Quella sera sono arrivato a Bartesate quando ormai era buio, e passando sulla curva in cui è stata uccisa mia mamma ho pensato 'qui non lo troveranno mai', mentre proprio in quei minuti, avrei saputo solo più tardi, era già sotto interrogatorio.

È passato un anno da quando la mia bimba mi ha chiesto 'dov’è nonna Luisa?' e io non ho saputo risponderle. E ancora adesso non so cosa dirle.

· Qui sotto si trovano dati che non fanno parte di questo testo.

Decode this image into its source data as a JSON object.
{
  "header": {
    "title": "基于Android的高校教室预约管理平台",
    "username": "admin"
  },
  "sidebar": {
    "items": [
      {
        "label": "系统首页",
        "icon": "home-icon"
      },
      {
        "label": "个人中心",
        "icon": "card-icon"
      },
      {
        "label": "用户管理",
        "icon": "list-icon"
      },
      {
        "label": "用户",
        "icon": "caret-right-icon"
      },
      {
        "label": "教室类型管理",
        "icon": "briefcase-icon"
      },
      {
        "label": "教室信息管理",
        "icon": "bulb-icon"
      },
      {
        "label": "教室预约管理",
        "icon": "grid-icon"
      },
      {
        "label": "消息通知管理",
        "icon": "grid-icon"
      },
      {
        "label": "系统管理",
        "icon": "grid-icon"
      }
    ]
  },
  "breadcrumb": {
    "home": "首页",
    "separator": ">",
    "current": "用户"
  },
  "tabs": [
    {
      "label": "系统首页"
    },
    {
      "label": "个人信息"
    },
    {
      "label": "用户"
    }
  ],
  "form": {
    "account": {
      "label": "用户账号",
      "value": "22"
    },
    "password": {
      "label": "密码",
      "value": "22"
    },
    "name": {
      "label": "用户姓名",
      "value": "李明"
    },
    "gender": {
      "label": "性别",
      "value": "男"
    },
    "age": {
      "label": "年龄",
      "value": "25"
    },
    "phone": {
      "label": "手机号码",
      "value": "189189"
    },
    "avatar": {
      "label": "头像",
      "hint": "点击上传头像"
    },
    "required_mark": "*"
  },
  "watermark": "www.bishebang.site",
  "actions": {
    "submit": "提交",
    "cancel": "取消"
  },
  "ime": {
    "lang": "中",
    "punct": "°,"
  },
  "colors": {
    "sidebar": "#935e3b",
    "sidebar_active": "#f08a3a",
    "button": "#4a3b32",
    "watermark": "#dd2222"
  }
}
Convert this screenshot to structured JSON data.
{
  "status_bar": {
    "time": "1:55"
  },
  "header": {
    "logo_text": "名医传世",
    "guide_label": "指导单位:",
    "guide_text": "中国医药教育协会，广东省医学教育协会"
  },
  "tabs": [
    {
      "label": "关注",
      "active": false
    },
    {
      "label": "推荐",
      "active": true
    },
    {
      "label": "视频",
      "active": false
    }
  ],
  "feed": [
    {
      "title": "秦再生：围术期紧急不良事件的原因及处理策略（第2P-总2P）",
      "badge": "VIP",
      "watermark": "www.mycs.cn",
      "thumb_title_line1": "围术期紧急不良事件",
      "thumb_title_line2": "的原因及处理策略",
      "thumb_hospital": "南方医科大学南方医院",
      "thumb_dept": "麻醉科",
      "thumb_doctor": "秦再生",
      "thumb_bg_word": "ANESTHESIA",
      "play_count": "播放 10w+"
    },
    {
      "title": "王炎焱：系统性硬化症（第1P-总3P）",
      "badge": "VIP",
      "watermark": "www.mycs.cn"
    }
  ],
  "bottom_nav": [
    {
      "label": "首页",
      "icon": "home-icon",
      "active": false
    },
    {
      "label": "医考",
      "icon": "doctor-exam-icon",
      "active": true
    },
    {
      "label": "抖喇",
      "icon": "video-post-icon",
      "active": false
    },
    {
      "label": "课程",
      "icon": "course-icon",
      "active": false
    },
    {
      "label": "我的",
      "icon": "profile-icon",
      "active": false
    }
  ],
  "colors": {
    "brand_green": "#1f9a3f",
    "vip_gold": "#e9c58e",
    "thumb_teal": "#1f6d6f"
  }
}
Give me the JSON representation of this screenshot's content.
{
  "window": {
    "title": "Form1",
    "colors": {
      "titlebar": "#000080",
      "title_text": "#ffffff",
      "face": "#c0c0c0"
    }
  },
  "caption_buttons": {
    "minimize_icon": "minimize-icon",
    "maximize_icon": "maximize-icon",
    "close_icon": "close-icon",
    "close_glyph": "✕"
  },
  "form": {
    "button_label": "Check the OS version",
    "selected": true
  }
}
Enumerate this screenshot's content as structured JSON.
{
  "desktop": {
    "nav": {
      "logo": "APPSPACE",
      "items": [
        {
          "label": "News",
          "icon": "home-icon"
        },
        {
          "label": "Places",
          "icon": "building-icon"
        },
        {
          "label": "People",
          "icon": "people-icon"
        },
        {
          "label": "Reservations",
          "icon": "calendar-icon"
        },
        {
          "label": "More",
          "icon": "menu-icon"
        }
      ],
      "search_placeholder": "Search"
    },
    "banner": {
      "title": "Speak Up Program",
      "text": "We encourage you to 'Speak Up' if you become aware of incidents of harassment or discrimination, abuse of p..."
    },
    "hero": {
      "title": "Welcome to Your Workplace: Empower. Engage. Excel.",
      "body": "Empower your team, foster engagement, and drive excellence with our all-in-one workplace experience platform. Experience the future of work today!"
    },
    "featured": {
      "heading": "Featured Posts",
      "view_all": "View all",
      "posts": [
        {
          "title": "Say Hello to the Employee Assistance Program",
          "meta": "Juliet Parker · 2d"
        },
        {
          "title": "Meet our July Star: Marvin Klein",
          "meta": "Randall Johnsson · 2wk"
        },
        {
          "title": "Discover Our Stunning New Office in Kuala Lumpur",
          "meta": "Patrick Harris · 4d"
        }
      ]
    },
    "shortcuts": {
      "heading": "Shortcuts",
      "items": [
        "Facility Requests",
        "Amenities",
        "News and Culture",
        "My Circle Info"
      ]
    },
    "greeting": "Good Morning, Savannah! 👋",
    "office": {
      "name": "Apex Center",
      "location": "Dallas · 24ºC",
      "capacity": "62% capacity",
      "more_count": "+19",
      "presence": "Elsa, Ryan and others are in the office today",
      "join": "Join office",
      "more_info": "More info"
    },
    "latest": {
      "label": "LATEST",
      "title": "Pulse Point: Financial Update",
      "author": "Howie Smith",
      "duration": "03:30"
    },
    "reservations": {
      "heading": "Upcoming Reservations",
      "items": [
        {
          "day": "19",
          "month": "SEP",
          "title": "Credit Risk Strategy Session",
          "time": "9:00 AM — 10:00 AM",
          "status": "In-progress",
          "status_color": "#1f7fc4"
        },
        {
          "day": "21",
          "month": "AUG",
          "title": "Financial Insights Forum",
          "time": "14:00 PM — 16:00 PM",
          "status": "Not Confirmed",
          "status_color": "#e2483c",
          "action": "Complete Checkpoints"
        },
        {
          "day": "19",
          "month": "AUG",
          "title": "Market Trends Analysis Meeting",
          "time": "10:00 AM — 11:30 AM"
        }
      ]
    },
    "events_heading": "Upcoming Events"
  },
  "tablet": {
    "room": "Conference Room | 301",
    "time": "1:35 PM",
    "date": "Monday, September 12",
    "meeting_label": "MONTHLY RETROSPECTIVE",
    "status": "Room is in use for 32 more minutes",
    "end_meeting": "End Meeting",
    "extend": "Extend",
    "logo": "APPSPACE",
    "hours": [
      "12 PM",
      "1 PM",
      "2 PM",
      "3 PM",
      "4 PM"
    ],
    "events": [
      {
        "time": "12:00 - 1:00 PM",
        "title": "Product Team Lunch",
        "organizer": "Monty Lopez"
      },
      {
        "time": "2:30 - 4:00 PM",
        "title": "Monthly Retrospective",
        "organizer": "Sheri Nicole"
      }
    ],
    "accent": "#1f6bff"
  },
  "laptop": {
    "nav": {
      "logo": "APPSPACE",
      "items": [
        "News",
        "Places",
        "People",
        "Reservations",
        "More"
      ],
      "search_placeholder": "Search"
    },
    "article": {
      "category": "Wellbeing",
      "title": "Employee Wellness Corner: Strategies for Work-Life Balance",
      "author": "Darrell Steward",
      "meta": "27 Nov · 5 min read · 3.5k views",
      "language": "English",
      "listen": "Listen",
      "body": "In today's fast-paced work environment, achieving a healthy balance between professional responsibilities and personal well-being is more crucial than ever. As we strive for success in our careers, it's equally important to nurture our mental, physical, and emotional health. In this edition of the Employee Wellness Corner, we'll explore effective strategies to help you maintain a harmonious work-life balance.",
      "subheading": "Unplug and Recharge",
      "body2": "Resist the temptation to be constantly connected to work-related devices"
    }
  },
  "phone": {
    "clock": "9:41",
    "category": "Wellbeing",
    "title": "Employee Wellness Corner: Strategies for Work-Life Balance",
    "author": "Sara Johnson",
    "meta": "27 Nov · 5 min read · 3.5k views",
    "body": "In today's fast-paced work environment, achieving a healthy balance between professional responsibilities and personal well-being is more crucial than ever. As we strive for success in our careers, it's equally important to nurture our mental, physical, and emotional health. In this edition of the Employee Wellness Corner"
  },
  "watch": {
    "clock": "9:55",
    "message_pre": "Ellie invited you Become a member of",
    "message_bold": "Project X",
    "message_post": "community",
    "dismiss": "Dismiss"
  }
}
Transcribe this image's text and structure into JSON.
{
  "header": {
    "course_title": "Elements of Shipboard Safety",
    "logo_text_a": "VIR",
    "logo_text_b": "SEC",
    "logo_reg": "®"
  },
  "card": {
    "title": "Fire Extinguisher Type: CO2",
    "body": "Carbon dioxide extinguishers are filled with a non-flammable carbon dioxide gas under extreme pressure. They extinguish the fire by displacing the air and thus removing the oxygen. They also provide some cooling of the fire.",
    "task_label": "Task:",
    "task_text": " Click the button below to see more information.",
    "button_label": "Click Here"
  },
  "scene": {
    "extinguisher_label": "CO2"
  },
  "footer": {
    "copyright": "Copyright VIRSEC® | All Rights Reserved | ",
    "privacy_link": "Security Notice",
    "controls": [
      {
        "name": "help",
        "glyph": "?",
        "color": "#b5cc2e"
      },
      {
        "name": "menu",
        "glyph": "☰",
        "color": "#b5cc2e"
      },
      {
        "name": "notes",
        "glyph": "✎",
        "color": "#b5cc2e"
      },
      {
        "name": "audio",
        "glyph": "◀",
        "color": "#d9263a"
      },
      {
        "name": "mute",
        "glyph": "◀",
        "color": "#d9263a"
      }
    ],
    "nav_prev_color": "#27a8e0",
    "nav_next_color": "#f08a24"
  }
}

Un anno da quando sono tornato a Praga e ho provato a ripartire, cercando di scacciare i pensieri peggiori e irrimediabili dalla testa. È stato un anno di attesa. Ogni giorno ho aperto la buca delle lettere sperando di trovare un messaggio di scuse. Che non sono mai arrivate.

Un anno di psicoterapia, per provare ad avere una vita normale. Il primo anno di psicoterapia, a cui ne seguiranno altri, perché per liberarti dalle ombre scure che ti trascini ovunque non c’è il rito abbreviato. Un anno in cui sono stato zitto anche quando volevo gridare. Che mia mamma era una persona perbene e che merita giustizia.

Già, un anno di attesa di giustizia. Un anno aspettando di riprendere quell’aereo ma questa volta per presenziare al processo, quel processo che dovrà rendere rispetto e dignità a mia madre. Una dignità che le è stata negata quando è stata abbandonata sul ciglio di una strada come non si fa nemmeno con le bestie.

Ora, dopo un anno, pretendo quella giustizia. Quella giustizia che mi consenta di poter insegnare a mia figlia che si può fidare. Quella giustizia che mi consenta di fare un passo, almeno uno, nella direzione giusta. Perché per il dolore di chi rimane non esiste il patteggiamento. Per la nostra di pena non c’è alcuno sconto.